Furthermore, Sadeghirad et al. (2) highlight the results of another subgroup analysis. The results of the primary comparison of SCS to placebo/sham showed significant improvements in pain (pooled mean difference −1.15 [95% CI −1.75 to −0.55, P = 0.001]) (4). This review, however, was conducted in a different population.
The probabilities that each treatment is the “best” (i.e., the largest effect size) (5) for each outcome are presented in Supplementary Table 1, and the footnote explains that these are calculated in the NMA. Importantly, our analysis shows that both forms of SCS provide better outcomes than conventional medical management (CMM) in a population with painful diabetic neuropathy (PDN).

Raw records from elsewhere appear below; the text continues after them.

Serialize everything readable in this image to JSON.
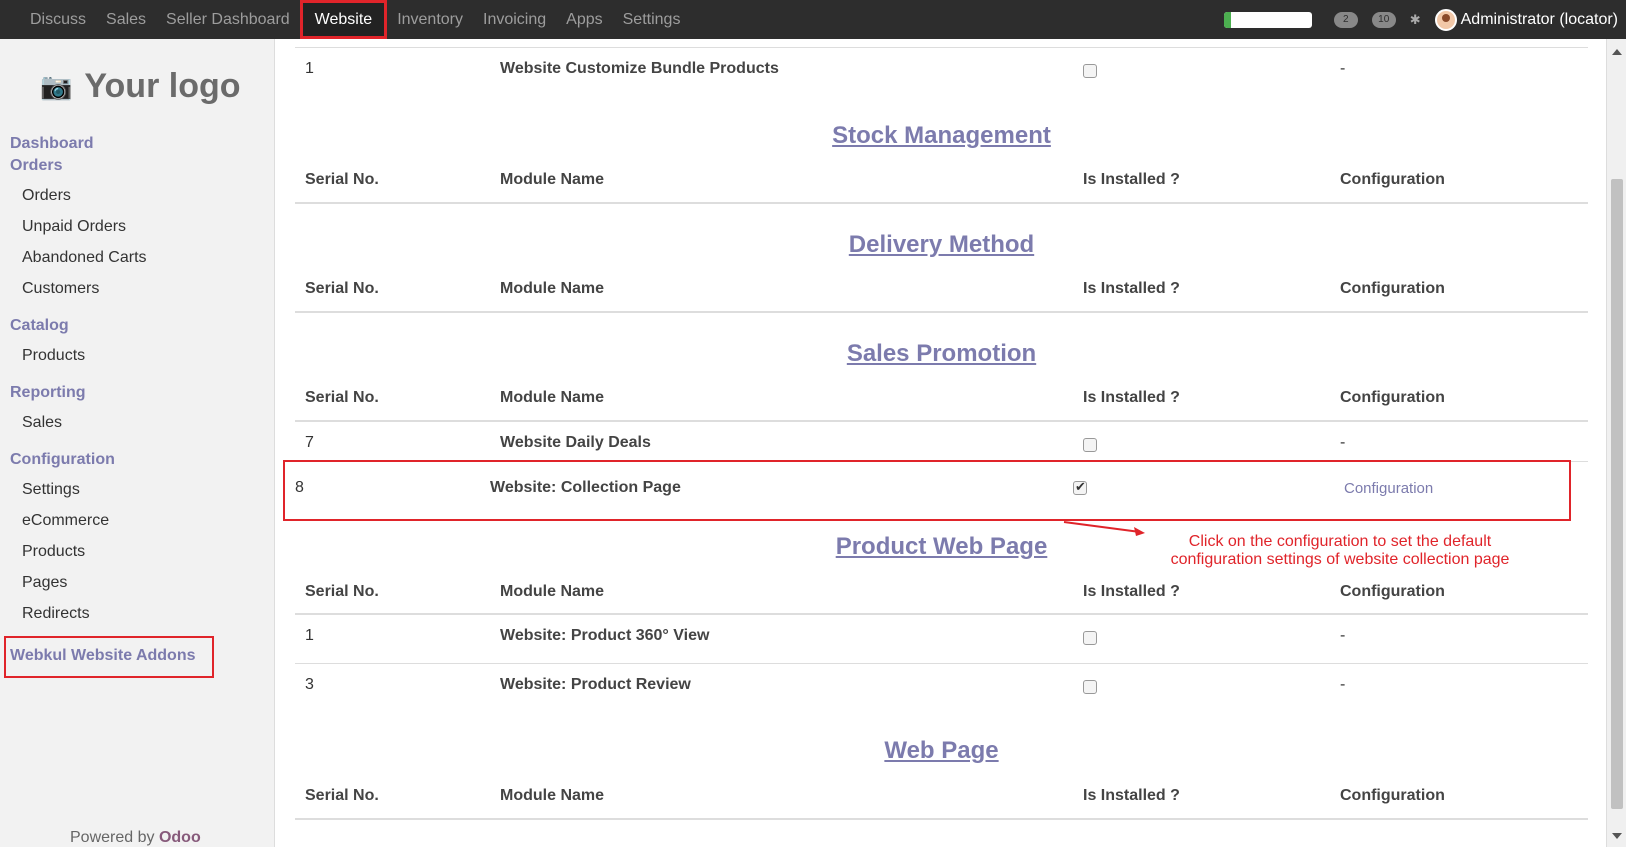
{
  "topbar": {
    "menu": [
      "Discuss",
      "Sales",
      "Seller Dashboard",
      "Website",
      "Inventory",
      "Invoicing",
      "Apps",
      "Settings"
    ],
    "active": "Website",
    "chat_count": "2",
    "message_count": "10",
    "user": "Administrator (locator)",
    "progress_fraction": 0.08
  },
  "sidebar": {
    "logo_text": "Your logo",
    "dashboard": "Dashboard",
    "orders_section": "Orders",
    "orders_items": [
      "Orders",
      "Unpaid Orders",
      "Abandoned Carts",
      "Customers"
    ],
    "catalog_section": "Catalog",
    "catalog_items": [
      "Products"
    ],
    "reporting_section": "Reporting",
    "reporting_items": [
      "Sales"
    ],
    "configuration_section": "Configuration",
    "configuration_items": [
      "Settings",
      "eCommerce",
      "Products",
      "Pages",
      "Redirects"
    ],
    "addons": "Webkul Website Addons",
    "powered_by": "Powered by",
    "powered_brand": "Odoo"
  },
  "headers": {
    "serial": "Serial No.",
    "module": "Module Name",
    "installed": "Is Installed ?",
    "configuration": "Configuration"
  },
  "top_row": {
    "serial": "1",
    "name": "Website Customize Bundle Products",
    "installed": false,
    "config": "-"
  },
  "sections": {
    "stock": "Stock Management",
    "delivery": "Delivery Method",
    "promotion": "Sales Promotion",
    "product_page": "Product Web Page",
    "web_page": "Web Page"
  },
  "promotion_rows": [
    {
      "serial": "7",
      "name": "Website Daily Deals",
      "installed": false,
      "config": "-"
    },
    {
      "serial": "8",
      "name": "Website: Collection Page",
      "installed": true,
      "config": "Configuration"
    }
  ],
  "product_rows": [
    {
      "serial": "1",
      "name": "Website: Product 360° View",
      "installed": false,
      "config": "-"
    },
    {
      "serial": "3",
      "name": "Website: Product Review",
      "installed": false,
      "config": "-"
    }
  ],
  "annotation": "Click on the configuration to set the default configuration settings of website collection page",
  "colors": {
    "accent": "#7c7bad",
    "highlight": "#e0242a",
    "topbar": "#2d2d2d"
  }
}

The choice between fixed-effects and random-effects NMA was made a priori based on the anticipated similarity of population, trial design, outcomes, etc., for the research question. A fundamental issue for these analyses is that only a small number of trials with small sample sizes have been performed, as SCS currently is not commonly used in PDN treatment. We agree with Sadeghirad et al. (2) about power in NMA; however, it will likely be many years before 10 trials are published with the “optimal information size.” Do Sadeghirad et al. suggest we wait until then to do an NMA? Until a direct head-to-head comparison is available, indirect comparison, despite its limitations, is currently the only evidence available to inform clinician choice.
We have acknowledged and downgraded all outcomes due to imprecision, and the certainty of evidence was downgraded further for 50% reduction in pain because although the outcome of 50% pain reduction is based on pain intensity score, the dichotomization into <50% and ≥50% pain reduction resulted in very small patient numbers in the CMM groups. The same does not apply to the evaluation of pain intensity as a continuous outcome.
In conclusion, we consider that the methods, interpretation, and conclusions made are justified and supported by the results presented. As we state in our article, there are limitations in the evidence base of SCS for patients with PDN, and a head-to-head trial of LF-SCS and HF-SCS would provide greater clarity on which intervention provides better outcomes for patients with PDN (3).
Article Information
Duality of Interest. R.V.D. has received consultancy fees from Mainstay Medical, Medtronic, and Saluda Medical, all unrelated to this work. He is an employee of Saluda Medical. R.S.T. has received consultancy fees from Medtronic, Nevro Corp., and Saluda Medical, all unrelated to this work. He is due to serve on a Medtronic advisory board on SCS for PDN and is a co-investigator for the Comparison of 10 kHz SCS Combined With CMM to CMM Alone in the Treatment of Neuropathic Limb Pain (SENZA-PDN) trial. S.E. has received consultancy fees from Abbott, Boston Scientific Corp., Mainstay Medical, and Medtronic, all unrelated to this work. He has received department research funding from the National Institute of Health Research, Medtronic, and Nevro Corp. No other potential conflicts of interest relevant to this article were reported.